Rooney admits that at many points finishing the book seemed like a ­distant dream because she had to start the book several times before it began to take shape.

“I didn’t tell many people what I was trying to do until I’d been writing – and rewriting – it for about six months,” she says. “Only then did I start to tell my friends about it as I felt that I’d got to a stage where I knew I would finish it, was enjoying the process of writing and had started to hope it might get published. Until that point I assumed they’d think I was being ridiculous.”

Rooney finished Inside the Whale and began looking for an agent at around the same time as she qualified into finance at Slaughters. She did not have any contacts in the publishing industry but decided to speak to an agent she thought might like the style of the book, based on other titles the agent had worked on. Two months later Rooney secured a two-book deal with Random House.

Rooney says that handing in her notice was not a difficult decision because she knew it was the right move to follow her heart.

“Although I enjoyed working with intelligent people and found the work difficult and challenging, I wanted to do something more flexible. ­Writing was – and is – my dream and the only thing that I ever really wanted to do, so there was no comparison or difficult decision to have to make,” she claims.

Bags of ideas

Former lawyer Jackie Cawthra, ­previously at Denton Wilde Sapte, was also faced with the dilemma of ­carving out a legal career or following a dream.

Cawthra had always been interested in fashion and design but after studying law at Newcastle decided she should follow the arguably more sensible route and become a lawyer. But before committing to studying her LPC at the College of Law, Cawthra took a year out in Spain, sparking her professional love affair with designing handbags.

“I’ve always had a bit of a passion for a well-made handbag but found that, in the UK, there were two options: highly expensive designer-label bags, where you’re paying for a name, and the standard black and brown bags, which were everywhere,” she explains. “In Madrid, on the other hand, it was handbags galore – all different shapes, sizes and colours.
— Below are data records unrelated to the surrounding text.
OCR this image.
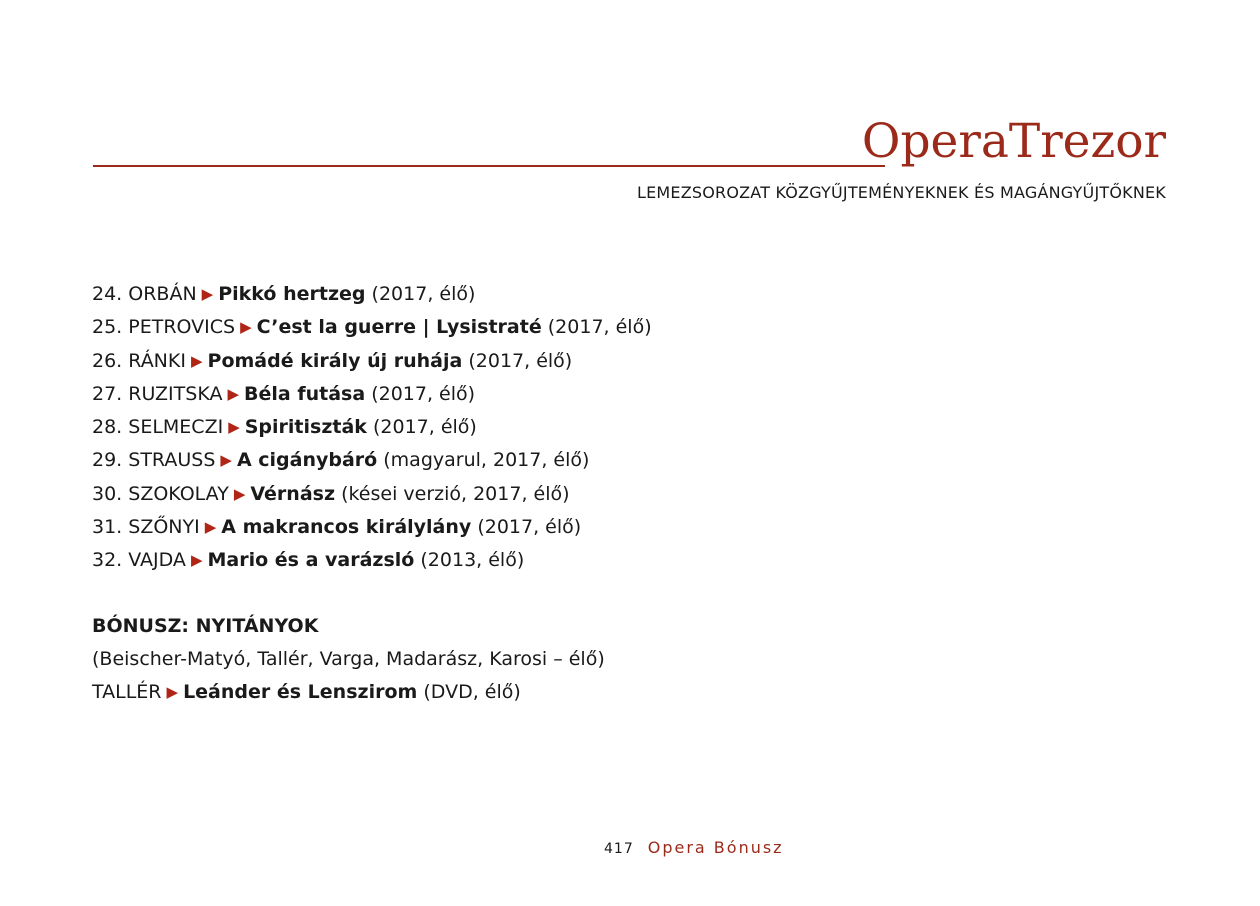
OperaTrezor
LEMEZSOROZAT KÖZGYŰJTEMÉNYEKNEK ÉS MAGÁNGYŰJTŐKNEK
24. ORBÁN ▶ Pikkó hertzeg (2017, élő)
25. PETROVICS ▶ C’est la guerre | Lysistraté (2017, élő)
26. RÁNKI ▶ Pomádé király új ruhája (2017, élő)
27. RUZITSKA ▶ Béla futása (2017, élő)
28. SELMECZI ▶ Spiritiszták (2017, élő)
29. STRAUSS ▶ A cigánybáró (magyarul, 2017, élő)
30. SZOKOLAY ▶ Vérnász (kései verzió, 2017, élő)
31. SZŐNYI ▶ A makrancos királylány (2017, élő)
32. VAJDA ▶ Mario és a varázsló (2013, élő)
BÓNUSZ: NYITÁNYOK
(Beischer-Matyó, Tallér, Varga, Madarász, Karosi – élő)
TALLÉR ▶ Leánder és Lenszirom (DVD, élő)
417 Opera Bónusz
My year there really stoked my ­passion for the well-designed bag.”

So while Cawthra was a trainee at Dentons, handbags became her hobby. Her time in Spain had given her some contacts in the fashion business and, most importantly, at a factory that made handbags. And, after some persistent pestering, she got a factory to make her designs.

“I had no design experience whatsoever, but I was able to work off their standard design templates and sketch out how I wanted to tweak them,” Cawthra says. “I had to pay them to make the bags, of course, but we’re talking about a few thousand pounds, so I was able to use money from my trainee salary rather than having to borrow anything.”

She then managed to secure meetings with Liberty and Selfridges, but they would not take a risk on her.

“I tried not to be disheartened but it did look like it was destined to remain nothing more than a hobby. Then one day I walked past a shop on the King’s Road and introduced myself to the owner who agreed to sell them, and before long they were flying off the shelves,” she says.

After this initial success Cawthra decided to leave her career in law and pursue designing her new handbag label, Belen Echandia.

“It was difficult. No one really got it. I was about to qualify as a lawyer at a great firm in the City – what more could I want? On the other hand, I’d worked so hard to get my handbags on the shelves and the few that I had produced had sold quickly. I didn’t want to give that up,” she says.

Since leaving Dentons Cawthra’s handbag business has gone from strength to strength, with orders coming in from around the world.

But is following your dream really as possible as Cawthra, Fordham and Rooney make out? Apparently it is all down to personal belief and ­determination.

“If you’ve got an idea you should give it a go,” Cawthra insists. ­”Ultimately, you’ve got to believe in yourself. Sorry, it’s corny, but true. You’ve got to be incredibly persistent and never give up.”